Some Related Items

This hand carved wooden (black walnut?) pen holder is very similar to the pictures of "cut penholders made in Brienz around the turn of the century" shown on page 38 of Dietmar Geyer's Collecting Writing Instruments, a copy of which page I received from Ms. Sam Fiorella.  The nib shown is a relatively recent (1970's) Wm. Mitchell 0742F Oblique, which model is still being produced.  This holder has a stanhope (visible here as a grey-white dot in the center of the carved flower) with not one but two pictures in it!  [A stanhope is a tiny glass cylinder--this one is 1/4 inch long and 1/16 inch in diameter--which somehow encases a micro-film-sized photo that is highly magnified when held to the eye.]   The bottommost photo (shown) is an outside view of the 3-story Hotel Rigi, Chicago, Illinois (Jeremy took this photo-of-a-photo with a digital camera through the stanhope!) To view this, tip your head slightly to the left.  The original picture was taken from across the street cater-cornered.  An American flag flies from the roof above the corner entrance three floors below.  The topmost picture (not shown) is of the inside of the hotel bar.  Some  tiny writing appears there, which says, I believe, "HOTEL BAR    HOTEL RIGI    Adams & Clinton Streets, Chicago, Ill.  U.S.A."  This is followed by a name, illegible to me, and the abbreviation "Prop."  QUESTION: Does anyone know or have any suggestions as to how I can magnify that lettering so as to be able to read the proprietor's name?
 
 

The old inkwell is a handmade job.  The blue glass almost-cubic well  actually is a square on the bottom but a parallelogram on the top, which means it only fits inside the metal box one way.  Try to drop it in any of the other three ways and it just won't go!  An interesting variation here is the pen rest, which is INSIDE the lid, so it's only usable when the box is open.  This leads me to believe it was a portable well, perhaps used by a schoolteacher as he/she walked around the room, or maybe by someone in a supervisory or inspector's role in a manufactory or warehouse.  This theory of portability is further evidenced by the place on the closed cover where the user's left thumb has worn all the brassy-looking surface off, exposing the dark, black metal beneath, (meaning the user was right handed) .

 

Another interesting item is this ink bottle with the glass shaped into two troughs or ledges for pen rests, shown here with an old Alpco (American Lead Pencil Co.) pen on the far rest.  The eBay seller of this item told me he dug  it from an old trash dump site in South Africa and that it probably dates from the last century.  Slightly noticeable in both images is the broken, "burst", rough lip of the opening, which he stated was done intentionally at the time of manufacture and which thus dates the piece. 
I could find no marks, but two seams are visible: the  first is horizontal just below the rests; the second is on a vertical plane parallel to the rests.   The two seams intersect in the shape of an upside-down tee at each end of the bottle. 
Anybody seen one like it in a catalog or other document?
 
 
 
 

In 1956, the Santa Rita School in Santa Rita, New Mexico, four miles north of Bayard and about eleven miles northeast of Silver City, was "home" to 650 students, many of whom were children of the workers at the huge open-pit copper mine nearby.   Mr. Bob Kasten, now retired and a school bus driver in Bayard (and, in his spare time, a bank vice-president) , taught there then.  As the edge of the pit crept closer to Santa Rita over the next few years, however, the town and the school were abandoned, ending an era that had begun in the 1600's when Santa Rita was founded after the discovery by the Spanish of the area's rich veins of copper.  Later, Fort Bayard was established to protect the miners from marauding bands of Apaches. 

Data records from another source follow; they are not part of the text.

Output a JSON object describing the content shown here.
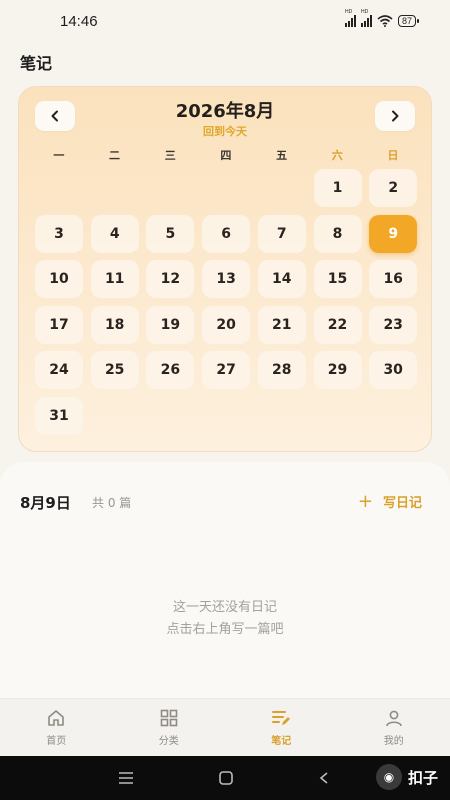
{
  "status_bar": {
    "time": "14:46",
    "battery": "87",
    "signal1_label": "HD",
    "signal2_label": "HD"
  },
  "page": {
    "title": "笔记"
  },
  "calendar": {
    "month_title": "2026年8月",
    "back_to_today": "回到今天",
    "prev_icon": "chevron-left-icon",
    "next_icon": "chevron-right-icon",
    "weekdays": [
      "一",
      "二",
      "三",
      "四",
      "五",
      "六",
      "日"
    ],
    "first_weekday_index": 5,
    "days_in_month": 31,
    "selected_day": 9,
    "colors": {
      "accent": "#f2a826",
      "weekend_header": "#d9a12a"
    }
  },
  "entries": {
    "date_label": "8月9日",
    "count_label": "共 0 篇",
    "write_label": "写日记",
    "write_icon": "plus-icon",
    "empty_line1": "这一天还没有日记",
    "empty_line2": "点击右上角写一篇吧"
  },
  "bottom_nav": {
    "items": [
      {
        "label": "首页",
        "icon": "home-icon",
        "active": false
      },
      {
        "label": "分类",
        "icon": "grid-icon",
        "active": false
      },
      {
        "label": "笔记",
        "icon": "note-edit-icon",
        "active": true
      },
      {
        "label": "我的",
        "icon": "user-icon",
        "active": false
      }
    ],
    "active_color": "#d9a12a"
  },
  "watermark": {
    "text": "扣子",
    "logo": "coze-logo"
  }
}
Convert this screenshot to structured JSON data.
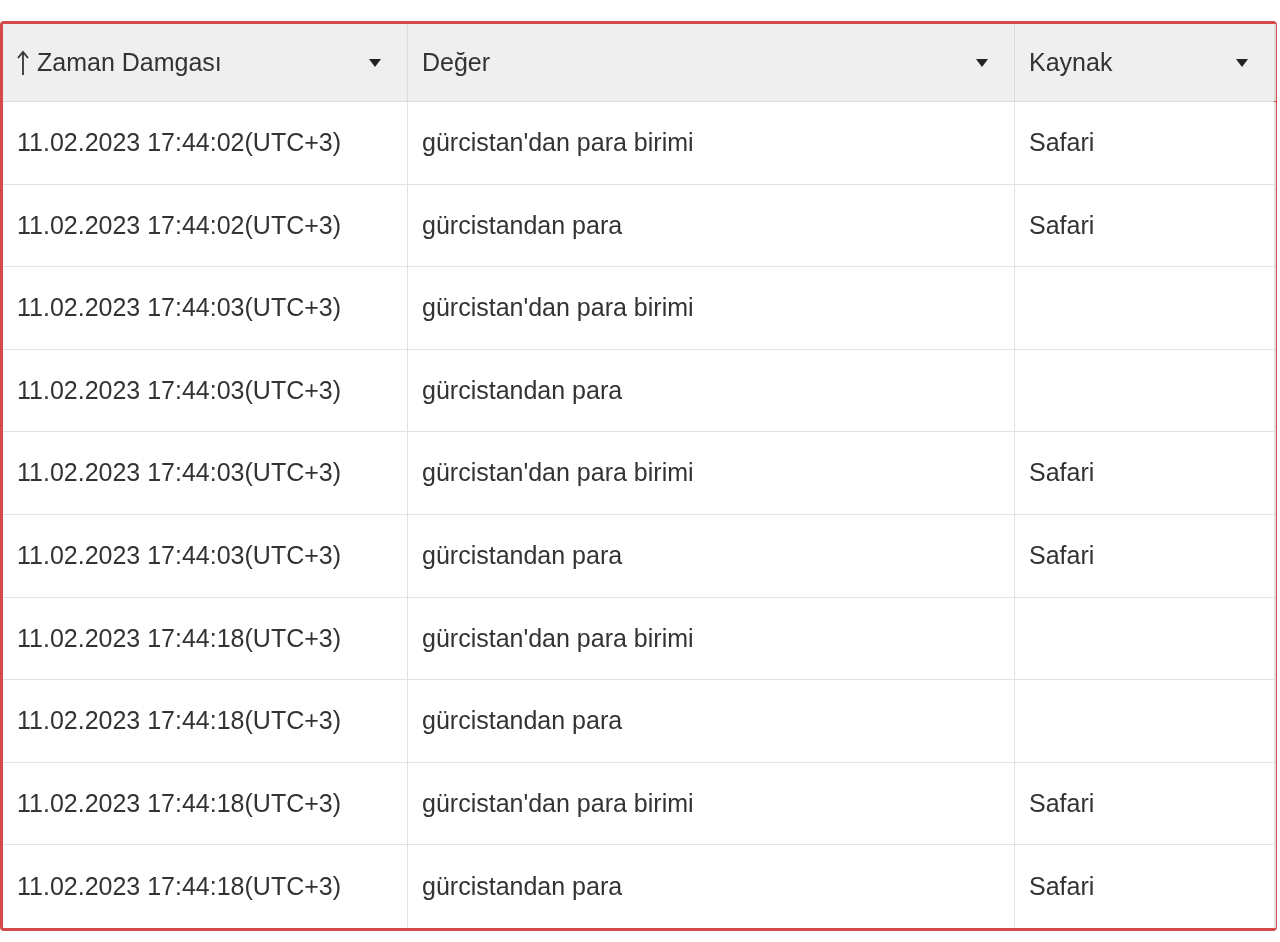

Mr. Kasten kept this old, handmade classroom pen stand as a souvenir of the old school, selling it to me at an antique show almost forty years later.  Neither he nor I have any idea how old it is.  Made of pine or other softwood, its color indicates it was stained (linseed oil?).  As there are many ink stains, it was clearly well used (no pun intended!).    I imagine the pens it held were inserted nib-side down, as illustrated in the photo (no pens came with the piece).  The holes occur in three sets of forty-five, each set being five by nine.  The left-most set (which is holding the pens) has its rows numbered 1-5.  The overall piece measures 16 x 10 x 6.5 inches.